Cyber Gravedigger Charged with Identity Theft

April 25, 2008

Further proving one is never safe from identity theft, federal prosecutors this week charged a Southern California woman with aggravated identity theft for victimizing the deceased, Wired reports.

Tracy June Kirkland, 42, allegedly used the Social Security Death Index (SSDI), available on the popular genealogy Web site Rootsweb.com, to garner the Social Security numbers and birth dates of dead people for her credit card fraud scheme, according to a recent 15-count indictment [opens in PDF].

Having gained the basic identifying information needed, the cyber gravedigger would call credit card companies to determine if the deceased had an account she could commandeer. She persuaded lenders, including Nordstrom Federal Savings Bank, Macy’s and GE Money Bank, to change the mailing address for her deceased victim to a rented mail drop, and in some cases even added her own name as an authorized user, the indictment states.

Bring out your dead

The unfortunate irony here is that the SSDI available on Rootsweb is published monthly by the Department of Commerce under the Freedom of Information Act in an effort to prevent identity theft by enabling banks and others to verify whether or not a Social Security number is active (SSNs are not reused).

Yet while lenders use the SSDI to verify no new accounts are being opened in a dead person’s name, in this case Kirkland was allegedly taking over existing accounts and using them to finance cash advances and the purchase of unspecified goods and services. The indictment alleges Kirkland exploited at least 100 ill-gotten identities between October 2005 and March 2008.

“The reason the Social Security Administration has it out there is to prevent fraud, and when it’s used to perpetrate fraud it’s because not all the checks and balances were in place on the financial institution’s end,” Rootsweb spokesman Mike Ward told Wired.

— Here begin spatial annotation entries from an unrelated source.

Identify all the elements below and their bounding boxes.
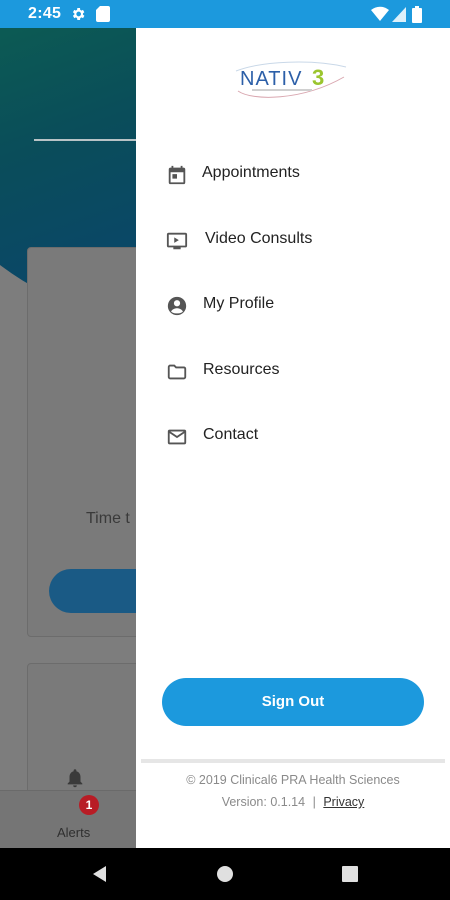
menu-item-contact[interactable]: Contact	[136, 413, 450, 459]
status-time: 2:45	[28, 5, 62, 22]
sd-card-icon	[96, 6, 110, 27]
privacy-link[interactable]: Privacy	[323, 795, 364, 809]
menu-item-appointments[interactable]: Appointments	[136, 151, 450, 197]
video-icon	[166, 230, 188, 252]
folder-icon	[166, 361, 188, 383]
account-icon	[166, 295, 188, 317]
card-text: Time t	[86, 510, 130, 527]
separator: |	[312, 795, 316, 809]
battery-icon	[412, 6, 422, 28]
home-icon[interactable]	[213, 862, 237, 886]
navigation-drawer: NATIV 3 Appointments Video Consults My P…	[136, 28, 450, 848]
menu-item-label: Video Consults	[205, 230, 313, 247]
version-row: Version: 0.1.14 | Privacy	[136, 795, 450, 809]
version-text: Version: 0.1.14	[221, 795, 306, 809]
menu-item-my-profile[interactable]: My Profile	[136, 282, 450, 328]
menu-item-label: My Profile	[203, 295, 275, 312]
wifi-icon	[371, 6, 389, 27]
svg-text:NATIV: NATIV	[240, 68, 302, 90]
brand-logo: NATIV 3	[232, 57, 352, 107]
drawer-divider	[141, 759, 445, 763]
menu-item-resources[interactable]: Resources	[136, 348, 450, 394]
menu-item-label: Contact	[203, 426, 259, 443]
back-icon[interactable]	[88, 862, 112, 886]
menu-item-label: Appointments	[202, 164, 300, 181]
menu-item-video-consults[interactable]: Video Consults	[136, 217, 450, 263]
menu-item-label: Resources	[203, 361, 280, 378]
system-nav-bar	[0, 848, 450, 900]
svg-text:3: 3	[312, 65, 324, 90]
status-bar: 2:45	[0, 0, 450, 28]
alerts-badge: 1	[79, 795, 99, 815]
copyright-text: © 2019 Clinical6 PRA Health Sciences	[186, 773, 400, 787]
signal-icon	[392, 6, 406, 27]
tab-alerts-label: Alerts	[57, 825, 91, 840]
recents-icon[interactable]	[338, 862, 362, 886]
bell-icon	[52, 766, 98, 795]
sign-out-button[interactable]: Sign Out	[162, 678, 424, 726]
calendar-icon	[166, 164, 188, 186]
settings-icon	[70, 6, 86, 27]
mail-icon	[166, 426, 188, 448]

Dorothy Clark, spokeswoman for the Social Security Administration, told Wired this was the first case she knew of in which the index was used to commit, rather than prevent, fraud.

No longer a buzz word

Online genealogists may suggest identity theft related to online family tree data is “an urban legend,” or “seldom happens” but this case proves the potential danger.

In April 2005, the concerns of identity theft and data privacy were even downplayed by Rootsweb itself in a Rootsweb Review suggesting most identity theft happens offline and positing, “genealogy websites do not even represent a blip on the radar of this problem.” Three years later identity theft is no longer, as that article suggested, just “a ‘buzz word.’”

Whether or not this case proves to be an anomaly, it still illustrates the necessity of being smart and safe about posting personal data online. Among the suggestions RootsWeb offers its users to safeguard data?

For one, don’t use your mother’s maiden name as a password for your bank, credit card or other financial accounts since the information may be readily available online (not only through genealogical Web sites). Furthermore, do not include any personal or private information in genealogical records “on or off the Internet.”